Turbulence-induced magnetic fields in shock precursors

TL;DR

This paper investigates how turbulence in the interstellar medium can amplify magnetic fields in shock precursors, potentially enhancing cosmic ray acceleration at supernova shocks.

Contribution

It introduces a novel mechanism where turbulence-driven magnetic field amplification occurs via small-scale dynamo action in shock precursors, supported by 3D MHD simulations.

Findings

Turbulence in the ISM can significantly amplify magnetic fields in shock precursors.

Magnetic field amplification depends on the level of inhomogeneity and turbulence.

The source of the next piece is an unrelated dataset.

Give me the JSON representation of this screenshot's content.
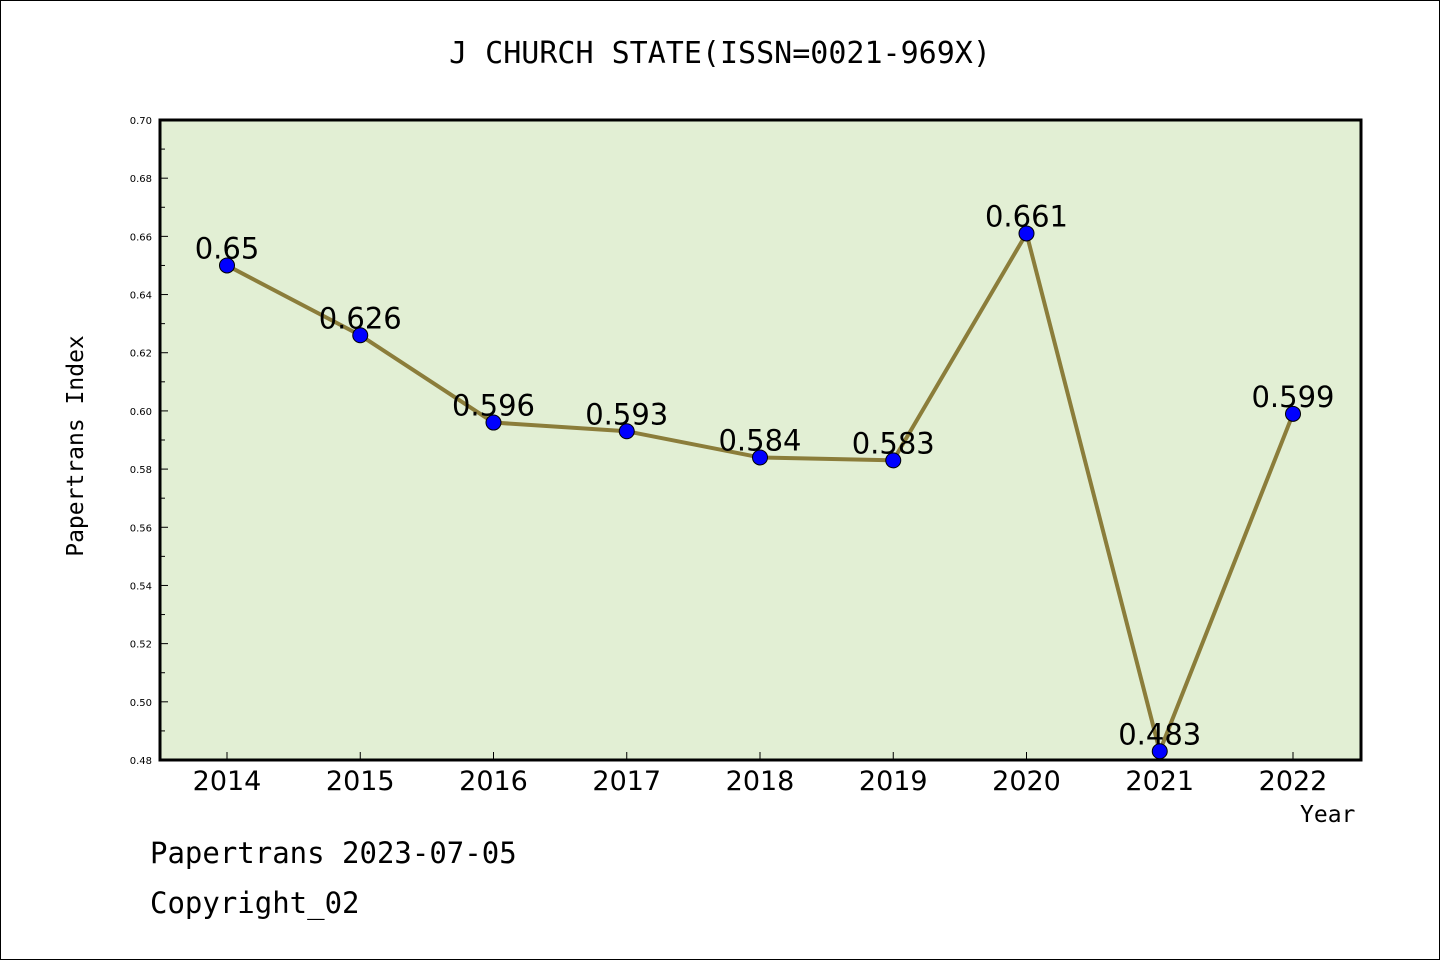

The mechanism provides an alternative to Bell's instability for cosmic ray acceleration enhancement.

Abstract

Galactic cosmic rays are believed to be mostly accelerated at supernova shocks. However, the interstellar magnetic field is too weak to efficiently accelerate galactic cosmic rays up to the highest energies, i.e. $10^{15}$ eV. A stronger magnetic field in the pre-shock region could provide the efficiency required. Bell's cosmic-ray nonresonant streaming instability has been claimed to be responsible for the amplification of precursor magnetic fields. However, an alternative mechanism has been proposed in which the cosmic-ray pressure gradient forms the shock precursor and drives turbulence, amplifying the magnetic field via the small-scale dynamo. A key ingredient for the mechanism to operate are the inhomogeneities present in the interstellar medium (ISM). These inhomogeneities are the consequence of turbulence. In this work we explore the magnetic field amplification in different ISM conditions through 3D MHD numerical simulations.